L'Hop's rule doesnt work and dividing the terms by e^2n doesnt work either. I do not know what process should be used.

2. You have only to consider that is ...

$\displaystyle a_{n} = \frac { e^{n} + e^{-n}}{ e^{2n}-1} = e^{-n}\cdot \frac{ e^{n} + e^{-n}}{ e^{n}-e^{-n}}$ (1)

... and then find the limit when n tends to infinity of the two term of (1)... not very difficult...

Kind regards

$\displaystyle \chi$ $\displaystyle \sigma$

3. $\displaystyle e^{-n}\cdot \frac{ e^{n} + e^{-n}}{ e^{n}-e^{-n}}$
I don't understand how you got that part.

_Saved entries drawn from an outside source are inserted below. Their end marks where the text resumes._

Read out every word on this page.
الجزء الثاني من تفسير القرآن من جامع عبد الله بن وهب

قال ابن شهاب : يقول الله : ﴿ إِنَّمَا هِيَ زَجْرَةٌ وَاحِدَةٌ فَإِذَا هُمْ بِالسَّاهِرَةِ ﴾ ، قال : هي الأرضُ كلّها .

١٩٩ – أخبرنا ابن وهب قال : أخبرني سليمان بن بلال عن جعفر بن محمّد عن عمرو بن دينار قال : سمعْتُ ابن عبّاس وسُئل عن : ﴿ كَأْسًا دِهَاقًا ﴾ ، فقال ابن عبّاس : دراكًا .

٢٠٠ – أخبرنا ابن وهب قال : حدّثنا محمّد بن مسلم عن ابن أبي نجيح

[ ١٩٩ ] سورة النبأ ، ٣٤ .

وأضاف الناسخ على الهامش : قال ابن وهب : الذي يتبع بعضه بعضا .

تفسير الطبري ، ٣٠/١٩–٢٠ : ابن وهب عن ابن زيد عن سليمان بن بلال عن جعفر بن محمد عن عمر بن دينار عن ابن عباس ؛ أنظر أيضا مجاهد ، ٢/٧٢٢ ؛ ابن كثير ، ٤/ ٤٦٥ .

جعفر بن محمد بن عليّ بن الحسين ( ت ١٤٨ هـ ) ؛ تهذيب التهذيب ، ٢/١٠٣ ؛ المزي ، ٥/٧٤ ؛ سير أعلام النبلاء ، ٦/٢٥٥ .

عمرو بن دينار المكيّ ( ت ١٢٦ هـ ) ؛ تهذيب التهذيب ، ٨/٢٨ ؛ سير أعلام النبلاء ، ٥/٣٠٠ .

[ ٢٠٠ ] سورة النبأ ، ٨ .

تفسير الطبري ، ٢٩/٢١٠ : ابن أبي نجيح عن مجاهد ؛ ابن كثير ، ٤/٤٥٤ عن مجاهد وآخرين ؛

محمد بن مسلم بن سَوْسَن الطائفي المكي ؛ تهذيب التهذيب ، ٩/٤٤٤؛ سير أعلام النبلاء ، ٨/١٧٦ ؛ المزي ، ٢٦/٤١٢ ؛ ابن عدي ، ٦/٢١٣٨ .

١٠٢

4. $\displaystyle a_{n} = \frac { e^{n} + e^{-n}}{ e^{2n}-1} = \frac{ e^{n} + e^{-n}}{e^{n}\cdot (e^{n}-e^{-n})}$

... all right?...

Kind regards

$\displaystyle \chi$ $\displaystyle \sigma$

5. Another way to do this is to divide both numerator and denominator by $\displaystyle e^{2n}$:
$\displaystyle \frac{e^{-n}+ e^{-3n}}{1- e^{-2n}}$
Now what happens to all negative powers as n goes to infinity?

6. @HallsofIvy
I did that but i guess my algebra was off. Your process works, thanks.